The movie is discreet and does not push any of its elements. It moves at a slow but sensible, natural pace, even languishing, if compared to the frantic tempo of so many US films.
Dad is puzzled, at first worried that this is a sign of "poofiness" but comes to accept that the old status quo has changed. Especially when, after some sturm und drang, Mrs. W. wants Billy to audition for the Royal Academy of Dance. Which he does, and which makes him officially a dancing apprentice.
In an awkward post-scriptum, 13 years later Dad and Tony see Billy dancing what I take to be a major ballet role in London, (pronounced Loundon).
Billy is as natural as they come the way he is played by Jamie Bell, who began to dance at age six, comes from a Northern town similar to that of the movie, and gives to his part a quietly original, modest and realistic shape.
He is a real find. The rest of the cast are very good. The movie flows quietly like the Don River with no sudden changes, no particularly spectacular dances.

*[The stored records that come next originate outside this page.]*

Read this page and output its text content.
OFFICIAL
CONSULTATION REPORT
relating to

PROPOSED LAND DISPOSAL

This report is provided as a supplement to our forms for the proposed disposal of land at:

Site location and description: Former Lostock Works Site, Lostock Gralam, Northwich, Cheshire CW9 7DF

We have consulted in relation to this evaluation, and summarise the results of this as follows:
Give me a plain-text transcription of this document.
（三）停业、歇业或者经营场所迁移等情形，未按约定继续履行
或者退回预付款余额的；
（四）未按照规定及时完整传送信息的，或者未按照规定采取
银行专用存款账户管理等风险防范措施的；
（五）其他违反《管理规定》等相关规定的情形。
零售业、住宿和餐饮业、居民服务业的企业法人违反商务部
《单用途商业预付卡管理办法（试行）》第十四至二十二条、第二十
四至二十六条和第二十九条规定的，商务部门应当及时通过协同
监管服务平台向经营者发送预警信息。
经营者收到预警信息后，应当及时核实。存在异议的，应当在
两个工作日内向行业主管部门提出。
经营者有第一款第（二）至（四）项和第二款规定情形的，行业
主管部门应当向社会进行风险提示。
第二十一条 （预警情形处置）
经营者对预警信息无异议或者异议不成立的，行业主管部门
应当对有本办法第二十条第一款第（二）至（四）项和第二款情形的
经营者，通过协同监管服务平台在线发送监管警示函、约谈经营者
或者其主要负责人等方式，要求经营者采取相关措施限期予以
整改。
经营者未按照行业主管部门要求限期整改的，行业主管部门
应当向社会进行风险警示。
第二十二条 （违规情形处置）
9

Yet the violent background of miners vs. police is ever present, as is the cul-de-sac future of the strikers.
Curiously, the image that I remember best is that of the black-uniformed police, their transparent-plastic shields and their ominous sticks forming a massive line -- indeed, a wall--and starting to beat the shields in a way that's uncannily like the shield-and-spear natives doing exactly the same in "Zulu" and in "Zulu Dawn."